A low power memoryless ROM design architecture for a direct digital frequency synthesizer

Salah ALKURWY¹,*, Sawal ALI², Shabiul ISLAM³, Faizul IDROS⁴

¹Department of Electronics Engineering, College of Engineering, Diyala University, Diyala, Iraq
²Department of Electrical, Electronics and System Engineering, Faculty of Engineering, National University of Malaysia, Bangi, Malaysia
³Institute of Microengineering and Nanoelectronics (IMEN), National University of Malaysia, Bangi, Malaysia
⁴Faculty of Engineering, MARA University of Technology, Shah Alam, Malaysia

Abstract: This paper presents a novel, memoryless, read-only memory (ROM) design architecture for a direct digital frequency synthesizer (DDFS). A pipelining technique is proposed to increase the phase accumulator (PA) throughput. However, this technique increases the number of registers as the pipeline stages increase. The shifted clocking technique is used to reduce the pipelined PA registers. The wave symmetry technique is applied to store ($0: \pi/2$) of the sine wave. The ROM is partitioned into three four-bit sub-ROMs based on the angular decomposition technique and trigonometric identity. A novel approach of memoryless ROM design technique is proposed and implemented in the design of a 24-bit DDFS system that replaces the conventional ROM. Replacing the memoryless sub-ROM circuits, instead of the conventional 12-bit ROM, reduces power consumption and area dimension. As a result, compared to the conventional ROM circuit, the values of area dimension and dynamic power are reduced by 15% and 14.8%, respectively.

Key words: Phase accumulator, carry look-ahead adder, direct digital frequency synthesizer, read-only memory

1. Introduction
The sinusoidal waveform generated by a direct digital frequency synthesizer (DDFS) has many advantages compared to the analogue phase-locked loop. These advantages include high-frequency resolution, high-speed frequency channels, and high spectral purity. The first direct digital system, designed by Tierney [1], consisted of a phase accumulator (PA) that generated ($0 - 2\pi$) digital phase values. A read-only memory (ROM) or phase-to-amplitude converter (PAC) is used to provide the sinusoidal amplitude waveform. Then a digital-to-analogue converter (DAC) with a low-pass filter is used to generate the analogue sinusoidal signal.

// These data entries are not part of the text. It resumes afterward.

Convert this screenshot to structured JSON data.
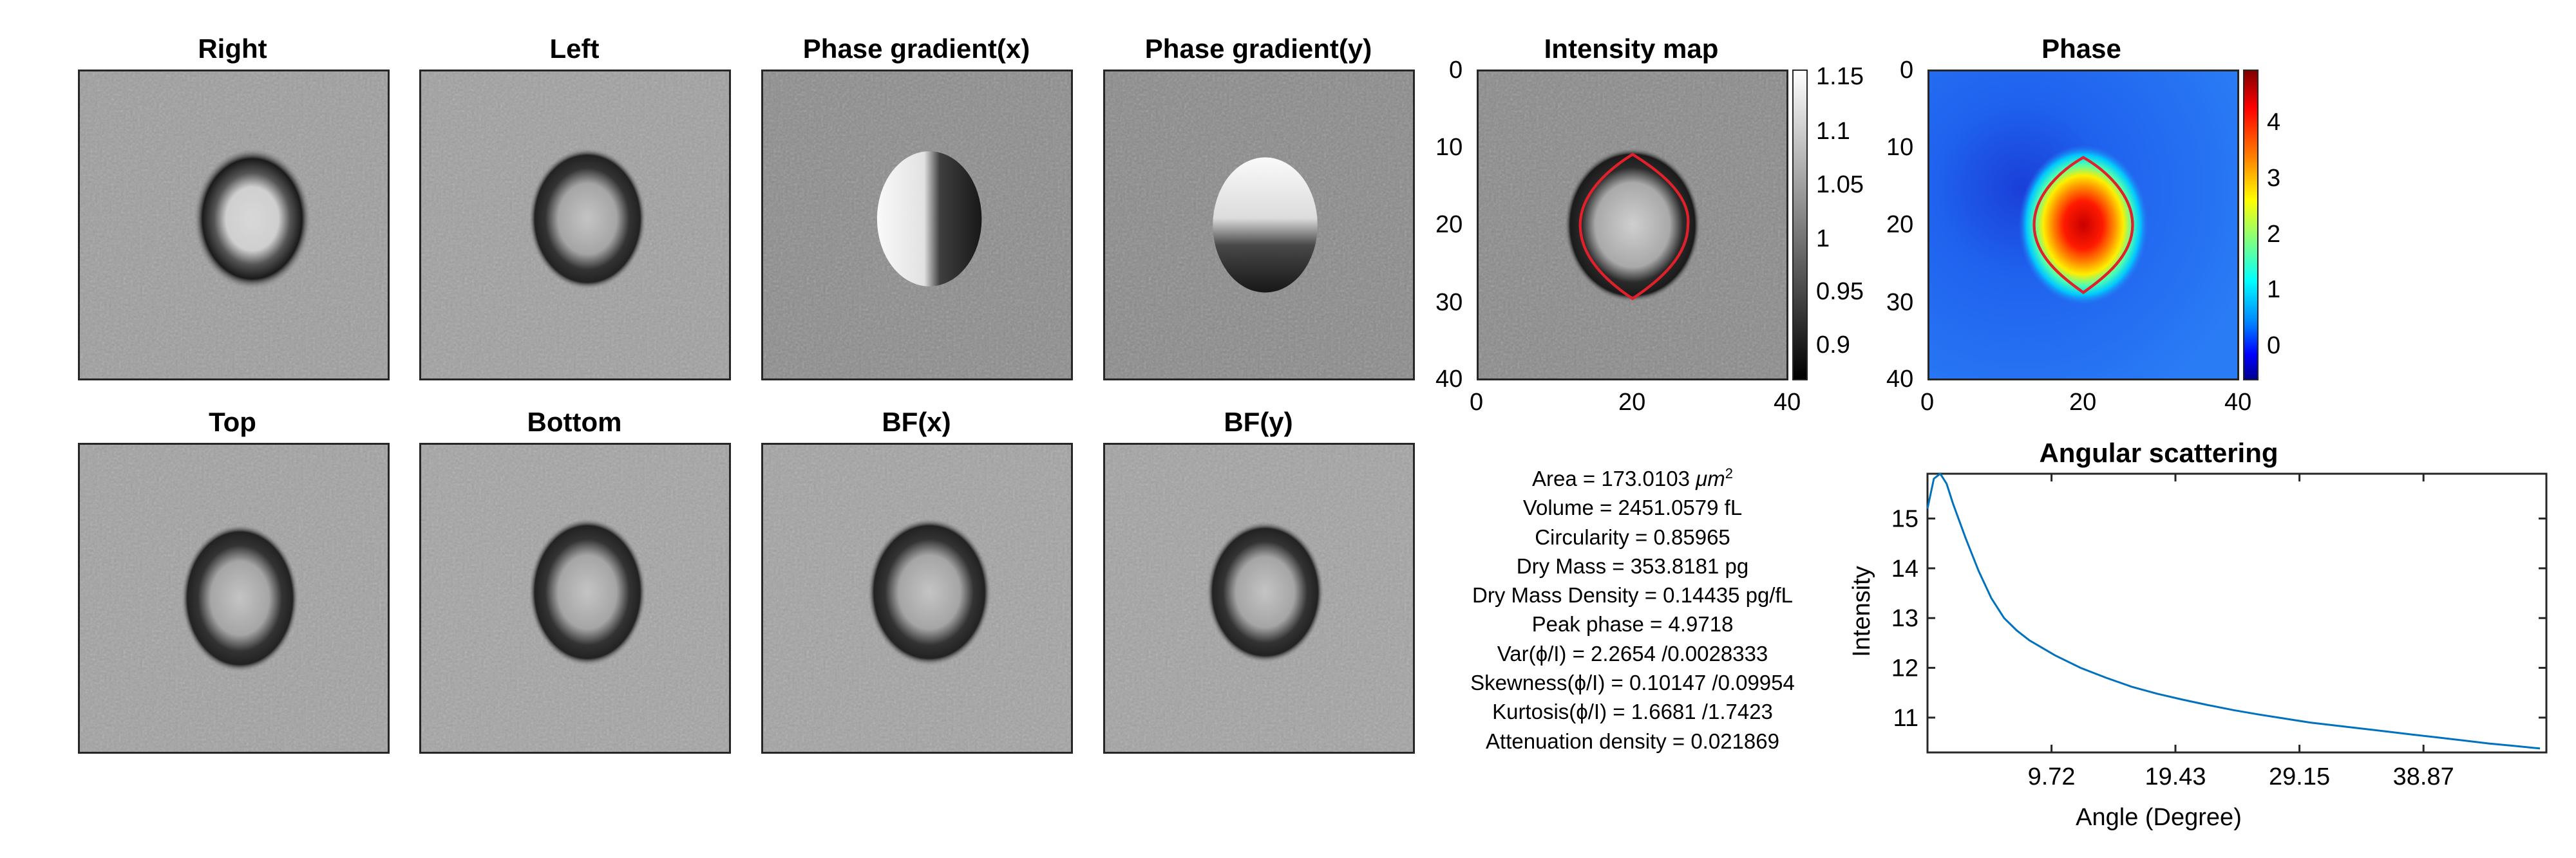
{
  "panels": {
    "right": "Right",
    "left": "Left",
    "phase_grad_x": "Phase gradient(x)",
    "phase_grad_y": "Phase gradient(y)",
    "intensity_map": "Intensity map",
    "phase": "Phase",
    "top": "Top",
    "bottom": "Bottom",
    "bf_x": "BF(x)",
    "bf_y": "BF(y)"
  },
  "intensity_map": {
    "x_ticks": [
      "0",
      "20",
      "40"
    ],
    "y_ticks": [
      "0",
      "10",
      "20",
      "30",
      "40"
    ],
    "colorbar_ticks": [
      "1.15",
      "1.1",
      "1.05",
      "1",
      "0.95",
      "0.9"
    ],
    "contour_color": "#e0202a"
  },
  "phase_map": {
    "x_ticks": [
      "0",
      "20",
      "40"
    ],
    "y_ticks": [
      "0",
      "10",
      "20",
      "30",
      "40"
    ],
    "colorbar_ticks": [
      "4",
      "3",
      "2",
      "1",
      "0"
    ],
    "colormap": "jet",
    "contour_color": "#e0202a"
  },
  "metrics": {
    "area_prefix": "Area = 173.0103 ",
    "area_unit": "μm",
    "area_exp": "2",
    "volume": "Volume = 2451.0579 fL",
    "circularity": "Circularity = 0.85965",
    "dry_mass": "Dry Mass = 353.8181 pg",
    "dry_mass_density": "Dry Mass Density = 0.14435 pg/fL",
    "peak_phase": "Peak phase = 4.9718",
    "var": "Var(ϕ/I) = 2.2654 /0.0028333",
    "skewness": "Skewness(ϕ/I) = 0.10147 /0.09954",
    "kurtosis": "Kurtosis(ϕ/I) = 1.6681 /1.7423",
    "attenuation": "Attenuation density = 0.021869"
  },
  "chart_data": {
    "type": "line",
    "title": "Angular scattering",
    "xlabel": "Angle (Degree)",
    "ylabel": "Intensity",
    "xlim": [
      0,
      48.5
    ],
    "ylim": [
      10.3,
      15.9
    ],
    "x_tick_labels": [
      "9.72",
      "19.43",
      "29.15",
      "38.87"
    ],
    "x_tick_values": [
      9.72,
      19.43,
      29.15,
      38.87
    ],
    "y_ticks": [
      11,
      12,
      13,
      14,
      15
    ],
    "grid": false,
    "line_color": "#0072bd",
    "series": [
      {
        "x": [
          0,
          0.5,
          1.0,
          1.5,
          2.0,
          3.0,
          4.0,
          5.0,
          6.0,
          7.0,
          8.0,
          9.0,
          10.0,
          12.0,
          14.0,
          16.0,
          18.0,
          20.0,
          22.0,
          24.0,
          26.0,
          28.0,
          30.0,
          32.0,
          34.0,
          36.0,
          38.0,
          40.0,
          42.0,
          44.0,
          46.0,
          48.0
        ],
        "y": [
          15.2,
          15.8,
          15.9,
          15.7,
          15.3,
          14.6,
          13.95,
          13.4,
          13.0,
          12.75,
          12.55,
          12.4,
          12.25,
          12.0,
          11.8,
          11.62,
          11.48,
          11.36,
          11.25,
          11.15,
          11.06,
          10.98,
          10.9,
          10.84,
          10.78,
          10.72,
          10.66,
          10.6,
          10.54,
          10.48,
          10.43,
          10.38
        ]
      }
    ]
  }
}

Several techniques were used to improve PA performance. Achieving high resolution and high speed throughput for the DDFS system requires a high-speed PA. Hence, the PA, which would consist of D flip flop (DFF) registers and adders, taking in consideration the use of fast adders as well as applying the pipelining techniques as in [2,3], will provide the desired requirements. Several solutions have proposed the pipelining design technique to improve speed performance and reduce complexity for the PA [4]. However, this technique has the disadvantage of increasing the number of registers as the pipeline stages increase. Therefore, the shifted clock technique is proposed in [5] to reduce the number of repetitive registers while preserving high-speed operation.

*Correspondence: salahalkurwy@engineering.uodiyala.edu.iq
ROM implementation uses an angular decomposition technique, based on the segmentation of the quarter phase angle \((0: \pi/2)\) into small blocks, namely coarse and fine ROMs. Trigonometric identities and approximations are used to reduce the required stored data of the suggested blocks. A \((0: \pi/2)\) phase angle is obtained by assuming the coarse and fine phase angles. Two segmented angles, coarse (A) and fine (B), based on trigonometric identities with simple multiplication, were used by Sunderland [6] and Hutchinson [7] to provide the quarter sine amplitude waveform.

In this research, we propose a DDFS system with PA, based on a carry look-ahead adder (CLA). The shifted clocking technique is used in the PA design to reduce the number of registers. The memoryless logic gates blocks were designed based on the seven-segment display technique instead of conventional sub-ROM blocks.

2. Phase accumulator architecture

Pipeline technique is used to increase the throughput of the output frequency. The preskewing D flip-flop (DFF) registers are used to synchronize the frequency control word (FCW) input with the carry-input in each pipelining stage. However, this technique increases the number of registers as the pipeline stages increase. A PA with multiple pipeline stages increases the number of registers, as shown in Figure 1. This increase will lead to higher power consumption. Therefore, the shifted clocking technique is used to reduce the number of registers while preserving the high-speed operation.

The shifted clocking technique uses DFFs to connect each row of pipeline stages. These DFFs are clocked by the pipelined pulses with one clock cycle (Figure 2) and control the FCW input registers in the stages.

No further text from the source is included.